Cllr. Sutton said the good news in this budget included:
  • a Council Tax increase well below inflation, by any measure
  • continuation of high-level provision of services, a much wider range of services than those provided by our neighbours, or by most councils our size
  • continuing generous support for Reading’s voluntary and community sector, with a genuine inflation-linked increase
  • expanding and improving support for public transport in Reading, especially through the Borough’s own bus company
  • a sound and secure prudent budget to take forward into the future, with the Council’s balances raised to £4 million
  • an approach to social care for the elderly and vulnerable which was generous, maximising, better than other councils - funding social care provision across all three bands of eligibility criteria: moderate, substantial and critical.

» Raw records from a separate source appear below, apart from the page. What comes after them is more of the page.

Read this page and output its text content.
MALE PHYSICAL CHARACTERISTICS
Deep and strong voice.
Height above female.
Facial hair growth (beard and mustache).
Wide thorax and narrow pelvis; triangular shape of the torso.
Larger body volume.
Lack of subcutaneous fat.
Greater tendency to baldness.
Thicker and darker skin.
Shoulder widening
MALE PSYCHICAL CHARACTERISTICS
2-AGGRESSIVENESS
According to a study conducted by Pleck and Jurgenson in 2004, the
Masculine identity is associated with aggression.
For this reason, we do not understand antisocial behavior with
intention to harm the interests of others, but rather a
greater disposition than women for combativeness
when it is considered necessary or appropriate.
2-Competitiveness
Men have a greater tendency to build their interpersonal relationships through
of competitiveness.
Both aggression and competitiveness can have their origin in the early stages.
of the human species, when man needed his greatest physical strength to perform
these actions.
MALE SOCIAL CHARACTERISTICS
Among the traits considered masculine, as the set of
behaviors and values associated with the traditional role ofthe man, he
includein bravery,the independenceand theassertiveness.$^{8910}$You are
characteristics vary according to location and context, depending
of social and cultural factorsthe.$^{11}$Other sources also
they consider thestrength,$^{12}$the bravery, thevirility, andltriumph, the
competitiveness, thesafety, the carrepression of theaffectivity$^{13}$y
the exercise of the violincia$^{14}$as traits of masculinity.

    This last, Cllr. Sutton, said “is a huge financial decision and one which fewer and fewer top-tier councils feel able to take. But it is a decision which is fundamental to what we stand for; it says everything about the sort of council Reading is.

    “It is a decision which changes the lives of hundreds and hundreds of Reading’s most vulnerable citizens – and, of course, their families. Our calculation is that there are over 1700 recipients of social care packages here – I repeat, over 1700 – who would receive nothing at all if they were unfortunate enough to live in Tory Wokingham (or West Berkshire).

    “When a resident says to me on the doorstep, ‘I think Labour’s best for us old folks’, and I hear that quite often, it warms my heart, of course it does, but I also know that we have worked really hard to earn that accolade.

    This budget contains a number of clear political choices. It is Labour’s political choice to sustain the real value of grants to the voluntary and community sector, to fund social care fully, to put extra investment into waste management, and to spend more on libraries, on children’s centres and on the “safer and stronger communities” agenda.

    These are our choices and we stand by them. And we are delivering them with an exceptionally low Council Tax increase. A 1.9% Council Tax increase at Band D is actually in Reading an average Council Tax increase of just 1.3%. That is real value-for-money budgeting.”

    P.S. The Conservatives voted for the budget, but only because of the low increase in Council Tax, and made it clear that if they took control they would scrutinise every line and, refusing to make any commitments, that everything but everything would be up for grabs. Voters are advised to look at what has been happening in neighbouring Tory Councils like Wokingham and West Berkshire to see what that means.